The war years strained the small city’s resources. Most able-bodied men were called away to the armies, and the tiny police force had to contend with unruly soldiers and convalescents in addition to the usual local criminals. In the summer of 1862, 40,000 Confederate soldiers passed through Montgomery on their way to Chattanooga, overwhelming local authorities. But even as the war ground on, Montgomery’s residents found release by going to the local theatre and watching travelling shows.

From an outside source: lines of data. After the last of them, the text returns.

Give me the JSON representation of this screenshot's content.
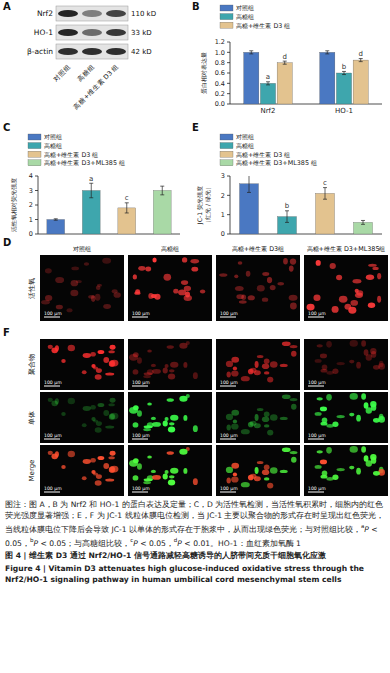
{
  "panel_labels": [
    "A",
    "B",
    "C",
    "D",
    "E",
    "F"
  ],
  "blot": {
    "rows": [
      {
        "name": "Nrf2",
        "size": "110 kD"
      },
      {
        "name": "HO-1",
        "size": "33 kD"
      },
      {
        "name": "β-actin",
        "size": "42 kD"
      }
    ],
    "lanes": [
      "对照组",
      "高糖组",
      "高糖+维生素 D3 组"
    ]
  },
  "chart_data": [
    {
      "type": "bar",
      "y_label": [
        "蛋白相对表达量"
      ],
      "categories": [
        "Nrf2",
        "HO-1"
      ],
      "series": [
        {
          "name": "对照组",
          "color": "#4a78c2",
          "values": [
            1.0,
            1.0
          ],
          "errors": [
            0.03,
            0.03
          ]
        },
        {
          "name": "高糖组",
          "color": "#3ea6ad",
          "values": [
            0.4,
            0.6
          ],
          "errors": [
            0.03,
            0.03
          ],
          "significance": [
            "a",
            "b"
          ]
        },
        {
          "name": "高糖+维生素 D3 组",
          "color": "#e3c38f",
          "values": [
            0.8,
            0.85
          ],
          "errors": [
            0.03,
            0.03
          ],
          "significance": [
            "d",
            "d"
          ]
        }
      ],
      "ylim": [
        0,
        1.2
      ],
      "yticks": [
        {
          "value": 0,
          "label": "0.0"
        },
        0.2,
        0.4,
        0.6,
        0.8,
        {
          "value": 1,
          "label": "1.0"
        },
        1.2
      ],
      "grid": false,
      "legend": "top-left"
    },
    {
      "type": "bar",
      "y_label": [
        "活性氧相对荧光强度"
      ],
      "categories": [
        "对照组",
        "高糖组",
        "高糖+维生素 D3 组",
        "高糖+维生素 D3+ML385 组"
      ],
      "values": [
        1.0,
        3.0,
        1.8,
        3.0
      ],
      "errors": [
        0.05,
        0.5,
        0.35,
        0.3
      ],
      "significance": [
        null,
        "a",
        "c",
        null
      ],
      "colors": [
        "#4a78c2",
        "#3ea6ad",
        "#e3c38f",
        "#a9d9a6"
      ],
      "ylim": [
        0,
        4
      ],
      "yticks": [
        0,
        1,
        2,
        3,
        4
      ],
      "grid": false,
      "legend": "top-left",
      "tick_labels": "y"
    },
    {
      "type": "bar",
      "y_label": [
        "JC-1 荧光强度",
        "（红光 / 绿光）"
      ],
      "categories": [
        "对照组",
        "高糖组",
        "高糖+维生素 D3 组",
        "高糖+维生素 D3+ML385 组"
      ],
      "values": [
        2.6,
        0.9,
        2.1,
        0.6
      ],
      "errors": [
        0.45,
        0.3,
        0.3,
        0.1
      ],
      "significance": [
        null,
        "b",
        "c",
        null
      ],
      "colors": [
        "#4a78c2",
        "#3ea6ad",
        "#e3c38f",
        "#a9d9a6"
      ],
      "ylim": [
        0,
        3
      ],
      "yticks": [
        0,
        1,
        2,
        3
      ],
      "grid": false,
      "legend": "top-left",
      "tick_labels": "y"
    }
  ],
  "fluorescence": {
    "columns": [
      "对照组",
      "高糖组",
      "高糖+维生素 D3组",
      "高糖+维生素 D3+ML385组"
    ],
    "ros_row": "活性氧",
    "jc1_rows": [
      "聚合物",
      "单体",
      "Merge"
    ],
    "scale_bar": "100 μm"
  },
  "caption": {
    "note_runs": [
      "图注：图 A，B 为 Nrf2 和 HO-1 的蛋白表达及定量；C，D 为活性氧检测，当活性氧积累时，细胞内的红色荧光强度显著增强；E，F 为 JC-1 线粒体膜电位检测，当 JC-1 主要以聚合物的形式存在时呈现出红色荧光，当线粒体膜电位下降后会导致 JC-1 以单体的形式存在于胞浆中，从而出现绿色荧光；与对照组比较，",
      {
        "sup": "a"
      },
      "P < 0.05，",
      {
        "sup": "b"
      },
      "P < 0.05；与高糖组比较，",
      {
        "sup": "c"
      },
      "P < 0.05，",
      {
        "sup": "d"
      },
      "P < 0.01。HO-1：血红素加氧酶 1"
    ],
    "title_cn": "图 4 | 维生素 D3 通过 Nrf2/HO-1 信号通路减轻高糖诱导的人脐带间充质干细胞氧化应激",
    "title_en": "Figure 4 | Vitamin D3 attenuates high glucose-induced oxidative stress through the Nrf2/HO-1 signaling pathway in human umbilical cord mesenchymal stem cells"
  }
}
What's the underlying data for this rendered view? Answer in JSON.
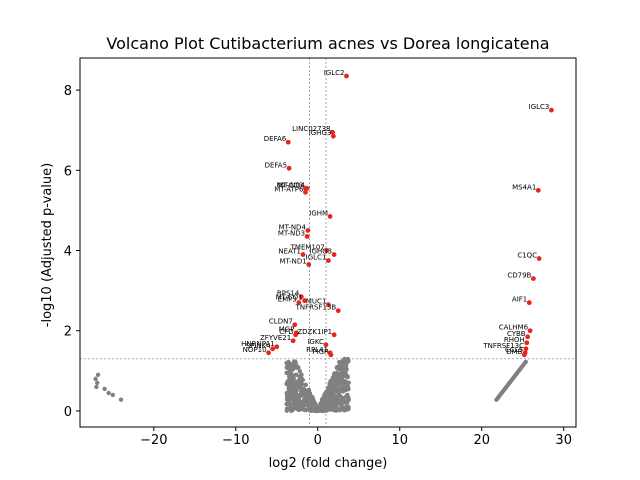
{
  "chart_data": {
    "type": "scatter",
    "title": "Volcano Plot Cutibacterium acnes vs Dorea longicatena",
    "xlabel": "log2 (fold change)",
    "ylabel": "-log10 (Adjusted p-value)",
    "xlim": [
      -29,
      31.5
    ],
    "ylim": [
      -0.4,
      8.8
    ],
    "xticks": [
      -20,
      -10,
      0,
      10,
      20,
      30
    ],
    "yticks": [
      0,
      2,
      4,
      6,
      8
    ],
    "grid": false,
    "thresholds": {
      "pvalue_line_y": 1.3,
      "fold_change_lines_x": [
        -1,
        1
      ]
    },
    "colors": {
      "significant": "#e8251c",
      "not_significant": "#808080",
      "threshold_line": "#808080"
    },
    "significant_genes": [
      {
        "label": "IGLC2",
        "x": 3.5,
        "y": 8.35
      },
      {
        "label": "IGLC3",
        "x": 28.5,
        "y": 7.5
      },
      {
        "label": "LINC02738",
        "x": 1.8,
        "y": 6.95
      },
      {
        "label": "IGHG3",
        "x": 1.9,
        "y": 6.85
      },
      {
        "label": "DEFA6",
        "x": -3.6,
        "y": 6.7
      },
      {
        "label": "DEFA5",
        "x": -3.5,
        "y": 6.05
      },
      {
        "label": "MS4A1",
        "x": 26.9,
        "y": 5.5
      },
      {
        "label": "MT-ND4",
        "x": -1.3,
        "y": 5.55
      },
      {
        "label": "MT-CO3",
        "x": -1.5,
        "y": 5.55
      },
      {
        "label": "MT-ATP6",
        "x": -1.5,
        "y": 5.45
      },
      {
        "label": "IGHM",
        "x": 1.5,
        "y": 4.85
      },
      {
        "label": "MT-ND4",
        "x": -1.2,
        "y": 4.5
      },
      {
        "label": "MT-ND3",
        "x": -1.3,
        "y": 4.35
      },
      {
        "label": "TMEM107",
        "x": 1.1,
        "y": 4.0
      },
      {
        "label": "IGHG3",
        "x": 2.0,
        "y": 3.9
      },
      {
        "label": "NEAT1",
        "x": -1.8,
        "y": 3.9
      },
      {
        "label": "IGLC1",
        "x": 1.3,
        "y": 3.75
      },
      {
        "label": "MT-ND1",
        "x": -1.1,
        "y": 3.65
      },
      {
        "label": "C1QC",
        "x": 27.0,
        "y": 3.8
      },
      {
        "label": "CD79B",
        "x": 26.3,
        "y": 3.3
      },
      {
        "label": "AIF1",
        "x": 25.8,
        "y": 2.7
      },
      {
        "label": "MUC1",
        "x": 1.3,
        "y": 2.65
      },
      {
        "label": "TNFRSF13B",
        "x": 2.5,
        "y": 2.5
      },
      {
        "label": "RPS14",
        "x": -2.0,
        "y": 2.85
      },
      {
        "label": "MT-CO1",
        "x": -1.6,
        "y": 2.75
      },
      {
        "label": "EMP3",
        "x": -2.3,
        "y": 2.7
      },
      {
        "label": "CLDN7",
        "x": -2.8,
        "y": 2.15
      },
      {
        "label": "MGP",
        "x": -2.6,
        "y": 1.95
      },
      {
        "label": "CFD",
        "x": -2.7,
        "y": 1.9
      },
      {
        "label": "ZFYVE21",
        "x": -3.0,
        "y": 1.75
      },
      {
        "label": "ZDZK1IP1",
        "x": 2.0,
        "y": 1.9
      },
      {
        "label": "IGKC",
        "x": 1.0,
        "y": 1.65
      },
      {
        "label": "HNRNPA1",
        "x": -5.0,
        "y": 1.6
      },
      {
        "label": "SPINK4",
        "x": -5.5,
        "y": 1.55
      },
      {
        "label": "NOP10",
        "x": -6.0,
        "y": 1.45
      },
      {
        "label": "RPL41",
        "x": 1.5,
        "y": 1.45
      },
      {
        "label": "PIGR",
        "x": 1.6,
        "y": 1.4
      },
      {
        "label": "CALHM6",
        "x": 25.9,
        "y": 2.0
      },
      {
        "label": "CYBB",
        "x": 25.6,
        "y": 1.85
      },
      {
        "label": "RHOH",
        "x": 25.5,
        "y": 1.7
      },
      {
        "label": "TNFRSF13C",
        "x": 25.4,
        "y": 1.55
      },
      {
        "label": "CCL5",
        "x": 25.3,
        "y": 1.45
      },
      {
        "label": "DMB",
        "x": 25.2,
        "y": 1.4
      }
    ]
  }
}
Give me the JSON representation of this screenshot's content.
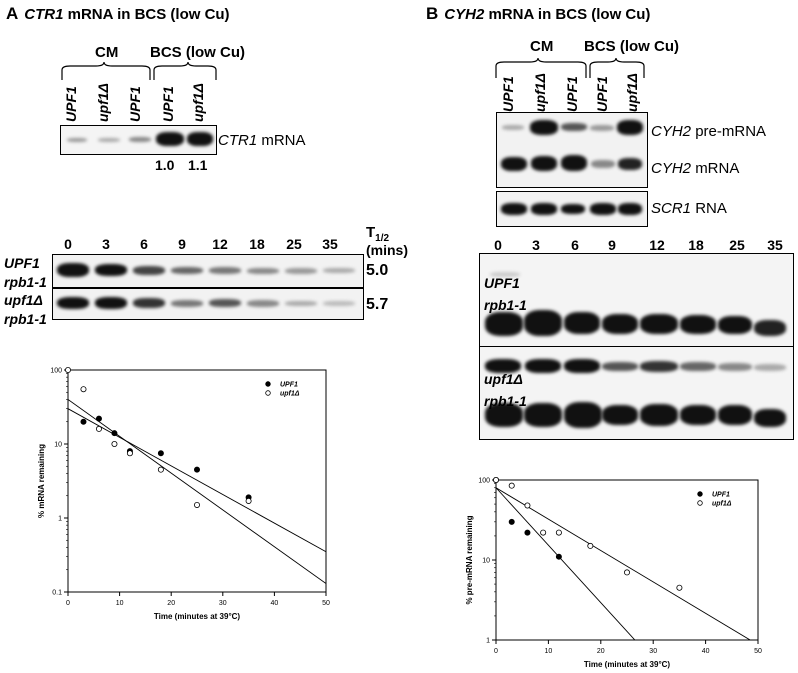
{
  "panel_a": {
    "letter": "A",
    "title_gene": "CTR1",
    "title_rest": "mRNA in BCS (low Cu)",
    "group_cm": "CM",
    "group_bcs": "BCS (low Cu)",
    "lanes": [
      "UPF1",
      "upf1Δ",
      "UPF1",
      "UPF1",
      "upf1Δ"
    ],
    "blot_label_gene": "CTR1",
    "blot_label_rest": "mRNA",
    "ratios": [
      "1.0",
      "1.1"
    ],
    "time_points": [
      "0",
      "3",
      "6",
      "9",
      "12",
      "18",
      "25",
      "35"
    ],
    "t_half_label": "T",
    "t_half_sub": "1/2",
    "t_half_unit": "(mins)",
    "rows": [
      {
        "line1": "UPF1",
        "line2": "rpb1-1",
        "t_half": "5.0"
      },
      {
        "line1": "upf1Δ",
        "line2": "rpb1-1",
        "t_half": "5.7"
      }
    ]
  },
  "panel_b": {
    "letter": "B",
    "title_gene": "CYH2",
    "title_rest": "mRNA in BCS (low Cu)",
    "group_cm": "CM",
    "group_bcs": "BCS (low Cu)",
    "lanes": [
      "UPF1",
      "upf1Δ",
      "UPF1",
      "UPF1",
      "upf1Δ"
    ],
    "pre_label_gene": "CYH2",
    "pre_label_rest": "pre-mRNA",
    "mrna_label_gene": "CYH2",
    "mrna_label_rest": "mRNA",
    "scr_label_gene": "SCR1",
    "scr_label_rest": "RNA",
    "time_points": [
      "0",
      "3",
      "6",
      "9",
      "12",
      "18",
      "25",
      "35"
    ],
    "rows": [
      {
        "line1": "UPF1",
        "line2": "rpb1-1"
      },
      {
        "line1": "upf1Δ",
        "line2": "rpb1-1"
      }
    ]
  },
  "chart_data": [
    {
      "type": "scatter",
      "title": "",
      "xlabel": "Time (minutes at 39°C)",
      "ylabel": "% mRNA remaining",
      "xlim": [
        0,
        50
      ],
      "ylim": [
        0.1,
        100
      ],
      "yscale": "log",
      "xticks": [
        "0",
        "10",
        "20",
        "30",
        "40",
        "50"
      ],
      "yticks": [
        "0.1",
        "1",
        "10",
        "100"
      ],
      "legend_position": "top-right",
      "series": [
        {
          "name": "UPF1",
          "marker": "filled-circle",
          "x": [
            3,
            6,
            9,
            12,
            18,
            25,
            35
          ],
          "y": [
            20,
            22,
            14,
            8,
            7.5,
            4.5,
            1.9
          ],
          "fit": {
            "x": [
              0,
              50
            ],
            "y": [
              30,
              0.35
            ]
          }
        },
        {
          "name": "upf1Δ",
          "marker": "open-circle",
          "x": [
            0,
            3,
            6,
            9,
            12,
            18,
            25,
            35
          ],
          "y": [
            100,
            55,
            16,
            10,
            7.5,
            4.5,
            1.5,
            1.7
          ],
          "fit": {
            "x": [
              0,
              50
            ],
            "y": [
              40,
              0.13
            ]
          }
        }
      ]
    },
    {
      "type": "scatter",
      "title": "",
      "xlabel": "Time (minutes at 39°C)",
      "ylabel": "% pre-mRNA remaining",
      "xlim": [
        0,
        50
      ],
      "ylim": [
        1,
        100
      ],
      "yscale": "log",
      "xticks": [
        "0",
        "10",
        "20",
        "30",
        "40",
        "50"
      ],
      "yticks": [
        "1",
        "10",
        "100"
      ],
      "legend_position": "top-right",
      "series": [
        {
          "name": "UPF1",
          "marker": "filled-circle",
          "x": [
            0,
            3,
            6,
            12
          ],
          "y": [
            100,
            30,
            22,
            11
          ],
          "fit": {
            "x": [
              0,
              26.5
            ],
            "y": [
              80,
              1
            ]
          }
        },
        {
          "name": "upf1Δ",
          "marker": "open-circle",
          "x": [
            0,
            3,
            6,
            9,
            12,
            18,
            25,
            35
          ],
          "y": [
            100,
            85,
            48,
            22,
            22,
            15,
            7,
            4.5
          ],
          "fit": {
            "x": [
              0,
              48.5
            ],
            "y": [
              80,
              1
            ]
          }
        }
      ]
    }
  ]
}
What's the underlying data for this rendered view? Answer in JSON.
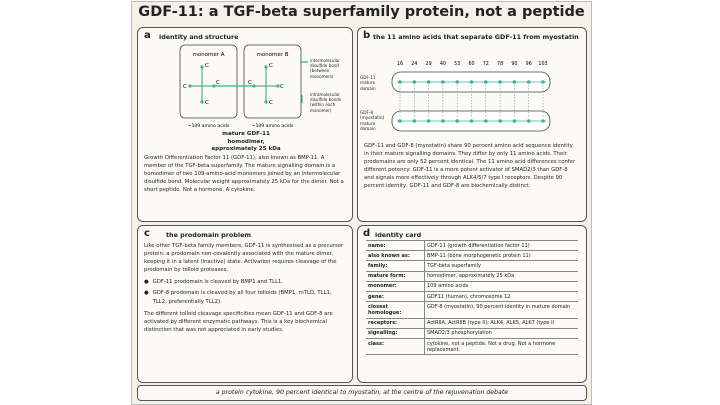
{
  "title": "GDF-11: a TGF-beta superfamily protein, not a peptide",
  "panels": {
    "a": {
      "letter": "a",
      "title": "identity and structure",
      "monomers": [
        {
          "label": "monomer A",
          "residues": [
            "C",
            "C",
            "C",
            "C"
          ],
          "size": "~109 amino acids"
        },
        {
          "label": "monomer B",
          "residues": [
            "C",
            "C",
            "C",
            "C"
          ],
          "size": "~109 amino acids"
        }
      ],
      "legend": [
        "intermolecular disulfide bond (between monomers)",
        "intramolecular disulfide bonds (within each monomer)"
      ],
      "caption": "mature GDF-11 homodimer, approximately 25 kDa",
      "text": "Growth Differentiation Factor 11 (GDF-11), also known as BMP-11. A member of the TGF-beta superfamily. The mature signalling domain is a homodimer of two 109-amino-acid monomers joined by an intermolecular disulfide bond. Molecular weight approximately 25 kDa for the dimer. Not a short peptide. Not a hormone. A cytokine."
    },
    "b": {
      "letter": "b",
      "title": "the 11 amino acids that separate GDF-11 from myostatin",
      "positions": [
        16,
        24,
        29,
        40,
        53,
        60,
        72,
        78,
        90,
        96,
        103
      ],
      "rows": [
        "GDF-11 mature domain",
        "GDF-8 (myostatin) mature domain"
      ],
      "text": "GDF-11 and GDF-8 (myostatin) share 90 percent amino acid sequence identity in their mature signalling domains. They differ by only 11 amino acids. Their prodomains are only 52 percent identical. The 11 amino acid differences confer different potency: GDF-11 is a more potent activator of SMAD2/3 than GDF-8 and signals more effectively through ALK4/5/7 type I receptors. Despite 90 percent identity, GDF-11 and GDF-8 are biochemically distinct."
    },
    "c": {
      "letter": "c",
      "title": "the prodomain problem",
      "intro": "Like other TGF-beta family members, GDF-11 is synthesised as a precursor protein: a prodomain non-covalently associated with the mature dimer, keeping it in a latent (inactive) state. Activation requires cleavage of the prodomain by tolloid proteases.",
      "bullets": [
        "GDF-11 prodomain is cleaved by BMP1 and TLL1.",
        "GDF-8 prodomain is cleaved by all four tolloids (BMP1, mTLD, TLL1, TLL2, preferentially TLL2)."
      ],
      "outro": "The different tolloid cleavage specificities mean GDF-11 and GDF-8 are activated by different enzymatic pathways. This is a key biochemical distinction that was not appreciated in early studies."
    },
    "d": {
      "letter": "d",
      "title": "identity card",
      "rows": [
        [
          "name:",
          "GDF-11 (growth differentiation factor 11)"
        ],
        [
          "also known as:",
          "BMP-11 (bone morphogenetic protein 11)"
        ],
        [
          "family:",
          "TGF-beta superfamily"
        ],
        [
          "mature form:",
          "homodimer, approximately 25 kDa"
        ],
        [
          "monomer:",
          "109 amino acids"
        ],
        [
          "gene:",
          "GDF11 (human), chromosome 12"
        ],
        [
          "closest homologue:",
          "GDF-8 (myostatin), 90 percent identity in mature domain"
        ],
        [
          "receptors:",
          "ActRIIA, ActRIIB (type II); ALK4, ALK5, ALK7 (type I)"
        ],
        [
          "signalling:",
          "SMAD2/3 phosphorylation"
        ],
        [
          "class:",
          "cytokine, not a peptide. Not a drug. Not a hormone replacement."
        ]
      ]
    }
  },
  "footer": "a protein cytokine, 90 percent identical to myostatin, at the centre of the rejuvenation debate"
}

Montgomery was safely removed from actual fighting for much of the war, but towards the end became a target for federal cavalry forays. Incredibly, only minimal efforts had been made to fortify the city. Confederate General Braxton Bragg wrote that "a mere raid may destroy Montgomery…this is no fancy sketch." As Union forces began to penetrate central Alabama, local authorities hurried to throw up defenses, using mostly slave labor. These attempts were woefully inadequate, and in the spring of 1865 Yankees under the command of James Harrison Wilson rode into Montgomery without opposition. As Rogers notes, by then most residents were "more fearful than defiant."

In the final analysis, Montgomery was ill prepared for the Civil War, and struggled to meet the most basic needs of its residents and the Confederate government. The story of that struggle is well told in Professor Rogers’ new book.